A “gentile richiesta” di alcuni nostri lettori, evidentemente appassionati di  usanze, curiosità e tradizioni sicule; dopo aver spiegato cosa significa “Chioviri pisuli pisuli”  mi tocca rimanere nell’argomento parlando stavolta di un altro caratteristico modo di dire della nostra terra che ha come protagonista sempre la pioggia ovvero: “Chioviri all’assuppa viddanu”.

       Prima però voglio citarvi alcuni verbi e definizioni che, nei paesi di Sicilia, è ancora oggi possibile ascoltare quando vien giù la pioggia. Chioviri a vagna cavaleri – Sbrizziari o stizziari – Pizzichiddiàri – Sdilluviàri – Chioviri mari cu tutti li pisci – Cariri bagnirati d’acqua – Chioviri a tirribbìliu – Chioviri accussì forti ca si nata ‘ntàll’aria.

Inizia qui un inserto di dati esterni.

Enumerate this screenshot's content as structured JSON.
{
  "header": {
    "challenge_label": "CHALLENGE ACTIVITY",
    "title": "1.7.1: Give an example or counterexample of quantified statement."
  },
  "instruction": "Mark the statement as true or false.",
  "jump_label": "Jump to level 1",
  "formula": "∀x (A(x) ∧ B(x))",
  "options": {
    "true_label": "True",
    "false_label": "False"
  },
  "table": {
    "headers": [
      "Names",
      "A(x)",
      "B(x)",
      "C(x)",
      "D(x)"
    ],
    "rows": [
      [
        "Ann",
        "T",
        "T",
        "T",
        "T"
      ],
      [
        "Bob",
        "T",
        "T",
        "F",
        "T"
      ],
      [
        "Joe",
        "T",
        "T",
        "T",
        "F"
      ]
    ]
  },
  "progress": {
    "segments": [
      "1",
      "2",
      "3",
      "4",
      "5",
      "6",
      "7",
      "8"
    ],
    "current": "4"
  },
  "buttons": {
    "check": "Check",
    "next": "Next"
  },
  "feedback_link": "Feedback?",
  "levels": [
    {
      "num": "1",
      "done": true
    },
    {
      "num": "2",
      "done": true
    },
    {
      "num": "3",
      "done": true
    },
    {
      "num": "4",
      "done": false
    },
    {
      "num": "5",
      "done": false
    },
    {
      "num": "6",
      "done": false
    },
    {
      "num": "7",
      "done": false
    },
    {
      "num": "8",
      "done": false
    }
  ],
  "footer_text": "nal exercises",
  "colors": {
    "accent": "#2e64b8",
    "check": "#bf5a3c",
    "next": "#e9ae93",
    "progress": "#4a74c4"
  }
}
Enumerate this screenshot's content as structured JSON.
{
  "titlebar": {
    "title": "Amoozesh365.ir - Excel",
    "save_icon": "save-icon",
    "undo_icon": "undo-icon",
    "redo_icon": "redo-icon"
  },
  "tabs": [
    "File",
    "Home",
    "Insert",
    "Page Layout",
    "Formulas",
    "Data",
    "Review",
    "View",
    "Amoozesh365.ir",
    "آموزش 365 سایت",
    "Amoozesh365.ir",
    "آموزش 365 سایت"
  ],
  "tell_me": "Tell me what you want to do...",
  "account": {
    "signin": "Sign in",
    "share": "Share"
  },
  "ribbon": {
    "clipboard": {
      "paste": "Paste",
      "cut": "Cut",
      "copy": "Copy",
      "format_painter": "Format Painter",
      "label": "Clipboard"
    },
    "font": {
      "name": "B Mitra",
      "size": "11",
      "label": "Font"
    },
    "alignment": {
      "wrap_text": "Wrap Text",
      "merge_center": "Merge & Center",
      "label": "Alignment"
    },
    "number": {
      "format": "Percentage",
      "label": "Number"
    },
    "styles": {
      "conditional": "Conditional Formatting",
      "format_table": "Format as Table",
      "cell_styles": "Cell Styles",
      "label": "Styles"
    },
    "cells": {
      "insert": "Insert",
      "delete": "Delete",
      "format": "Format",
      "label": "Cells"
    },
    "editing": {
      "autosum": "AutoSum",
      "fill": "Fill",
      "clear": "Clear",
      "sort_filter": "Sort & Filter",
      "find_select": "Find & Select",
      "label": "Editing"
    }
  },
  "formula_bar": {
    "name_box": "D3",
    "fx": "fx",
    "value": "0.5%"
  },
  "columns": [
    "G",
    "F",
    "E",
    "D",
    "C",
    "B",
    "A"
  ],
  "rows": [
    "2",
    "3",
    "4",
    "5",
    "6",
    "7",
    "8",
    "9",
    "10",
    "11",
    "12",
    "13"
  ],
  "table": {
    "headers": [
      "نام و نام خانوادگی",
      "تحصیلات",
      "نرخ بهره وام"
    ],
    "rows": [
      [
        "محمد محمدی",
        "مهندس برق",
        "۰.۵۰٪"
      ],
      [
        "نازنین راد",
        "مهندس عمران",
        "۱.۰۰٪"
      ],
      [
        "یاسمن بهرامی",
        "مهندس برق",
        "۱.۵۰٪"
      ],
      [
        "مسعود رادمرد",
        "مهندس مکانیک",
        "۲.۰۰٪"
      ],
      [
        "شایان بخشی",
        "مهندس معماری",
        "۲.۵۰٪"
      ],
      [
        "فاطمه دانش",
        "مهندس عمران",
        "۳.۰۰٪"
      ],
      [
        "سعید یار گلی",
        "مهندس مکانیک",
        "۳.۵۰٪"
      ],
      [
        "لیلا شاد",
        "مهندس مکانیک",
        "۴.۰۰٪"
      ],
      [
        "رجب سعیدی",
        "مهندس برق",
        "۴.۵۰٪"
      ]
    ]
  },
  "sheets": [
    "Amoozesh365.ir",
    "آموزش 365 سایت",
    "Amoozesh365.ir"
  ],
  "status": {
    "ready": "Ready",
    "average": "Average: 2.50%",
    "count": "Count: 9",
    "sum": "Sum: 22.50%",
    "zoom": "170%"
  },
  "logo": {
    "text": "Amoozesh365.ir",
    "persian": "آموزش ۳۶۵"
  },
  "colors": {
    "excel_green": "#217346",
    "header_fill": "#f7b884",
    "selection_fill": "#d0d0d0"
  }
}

L’assuppa viddanu è invece una pioggerellina leggera, quasi impercettibile, al punto tale che anticamente i contadini, non curandosene più di tanto, e pur di non perdere la giornata lavorativa, spesso preferivano continuare ugualmente le loro attività nei campi. Avveniva però che col passare del tempo la pioggerellina, se pur leggera, finiva ugualmente con l’inzuppare gli abiti dei contadini che ritornavano a casa totalmente assammarati. (inzuppati). Da qui quindi il detto “Chioviri all’assuppa viddanu”.

         Spero di essere stato esauriente.